Big.js is an arbitrary precision library for JavaScript

The Problem

One of the limitations of computing math in JavaScript is that you are bound to a fixed precision. All numbers in JavaScript are stored as 64-bit floating-point numbers with a range of -5e-324 to 1.7976931348623157e+308. This means that integers with any more than 15 digits are unreliable and frequently rounded, and that fractional numbers are even worse.

This is not commonly a problem.
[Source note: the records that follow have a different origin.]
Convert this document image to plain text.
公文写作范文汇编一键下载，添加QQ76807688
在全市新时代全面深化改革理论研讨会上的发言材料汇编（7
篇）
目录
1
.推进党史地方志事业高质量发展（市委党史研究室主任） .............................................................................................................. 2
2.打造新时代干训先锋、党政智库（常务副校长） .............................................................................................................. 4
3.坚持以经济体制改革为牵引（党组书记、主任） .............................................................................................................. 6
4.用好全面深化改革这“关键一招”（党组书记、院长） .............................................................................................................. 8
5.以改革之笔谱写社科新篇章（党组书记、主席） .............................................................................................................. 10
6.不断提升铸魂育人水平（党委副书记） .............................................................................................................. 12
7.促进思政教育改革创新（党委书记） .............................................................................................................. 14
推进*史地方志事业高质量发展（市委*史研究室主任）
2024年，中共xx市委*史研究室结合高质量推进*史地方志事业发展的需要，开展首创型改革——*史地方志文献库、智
In general, most programming scenarios (especially in browser scripting) an extreme level of numerical precision is unnecessary. However, for those applications which do need precision, most programming languages provide an arbitrary-precision math library, which store and operate on numbers as a sequences of digits rather than their binary representation. This breaks these numbers out of fixed precision and allows any degree of accuracy at a cost of efficiency.

Big.js intends to provide this set of tools for JavaScript.

The Game-Plan

Progressively, over the major releases, we intend to implement more mathematical operations in Big.js. For the first release, Big.js only supports inequality tests on positive and negative numbers. Following, we’ll support addition, subtraction, multiplication and so on.

Example

Here’s the problem:

12.00000000000000005 <= 12 // True, should be false, but rounding occurs.

To solve this problem we can use Big.js. Here’s an example of creating a Big.js number and comparing it to another:

var number1 = new Big("12.00000000000000005");
var number2 = new Big("12");
number1.lessThanOrEqualTo(number2); // False, like it should be.